When skin is exposed to ultraviolet B rays from the sun, the body begins producing vitamin D on its own. Factors such as season, time of day, skin tone, age, and geographic location can influence how much vitamin D is produced.
Even short periods of outdoor activity may contribute to healthy vitamin D levels for some individuals.
Fatty Fish

Certain fish naturally contain significant amounts of vitamin D.
Salmon, trout, sardines, mackerel, and herring are among the richest dietary sources. In addition to vitamin D, these fish also provide protein and omega-3 fatty acids that support overall health.
Including fatty fish in meals regularly can help boost vitamin D intake naturally.
Egg Yolks

Eggs provide a convenient source of several important nutrients, including vitamin D.
Most of the vitamin D is found in the yolk rather than the egg white. The exact amount can vary depending on the hen’s diet and living conditions.
Eggs are easy to incorporate into breakfast, lunch, or dinner, making them a practical option for many households.
Fortified Foods

Many common grocery store products are fortified with vitamin D during processing.
Milk, certain plant-based beverages, breakfast cereals, yogurt, and some orange juices may contain added vitamin D. Fortification helps increase intake among people who may not get enough from sunlight or naturally occurring food sources.
Checking nutrition labels can help identify products that contain added vitamin D.
Mushrooms Exposed to Ultraviolet Light

Mushrooms are unique because they can produce vitamin D when exposed to ultraviolet light.
Certain varieties are specifically grown or treated to increase their vitamin D content before reaching store shelves. Labels often indicate whether mushrooms have been exposed to ultraviolet light.
These mushrooms can provide a useful option for people looking to increase vitamin D intake through plant-based foods.
Outdoor Physical Activity

Physical activity itself does not produce vitamin D, but exercising outdoors can increase opportunities for sun exposure.
Walking, gardening, hiking, cycling, and other outdoor activities may help support vitamin D production while providing additional health benefits.
For many people, combining movement with time outdoors can become a practical part of a healthy routine.
Cod Liver Oil

Although technically a food product rather than a traditional supplement tablet, cod liver oil has long been recognized as a natural source of vitamin D.
It also contains vitamin A and omega-3 fatty acids.
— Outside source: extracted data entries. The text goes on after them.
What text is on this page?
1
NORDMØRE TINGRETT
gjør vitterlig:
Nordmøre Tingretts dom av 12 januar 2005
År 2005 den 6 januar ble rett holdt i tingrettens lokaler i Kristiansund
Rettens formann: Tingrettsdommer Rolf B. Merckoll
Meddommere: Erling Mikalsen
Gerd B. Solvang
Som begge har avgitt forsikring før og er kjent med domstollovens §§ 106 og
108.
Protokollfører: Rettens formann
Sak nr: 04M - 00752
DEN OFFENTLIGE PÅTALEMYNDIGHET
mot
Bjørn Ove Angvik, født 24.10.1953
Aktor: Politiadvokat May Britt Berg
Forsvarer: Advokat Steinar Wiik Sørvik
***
Because nutrient levels can vary significantly, it is important to follow product directions and discuss use with a healthcare professional when necessary.
Many people continue to use cod liver oil as part of their dietary routine.
Why Vitamin D Matters

Vitamin D helps the body absorb calcium and supports healthy bones and teeth. It also plays a role in immune system function and muscle health.
Because relatively few foods naturally contain high amounts of vitamin D, maintaining adequate levels can sometimes require a combination of dietary choices and lifestyle habits.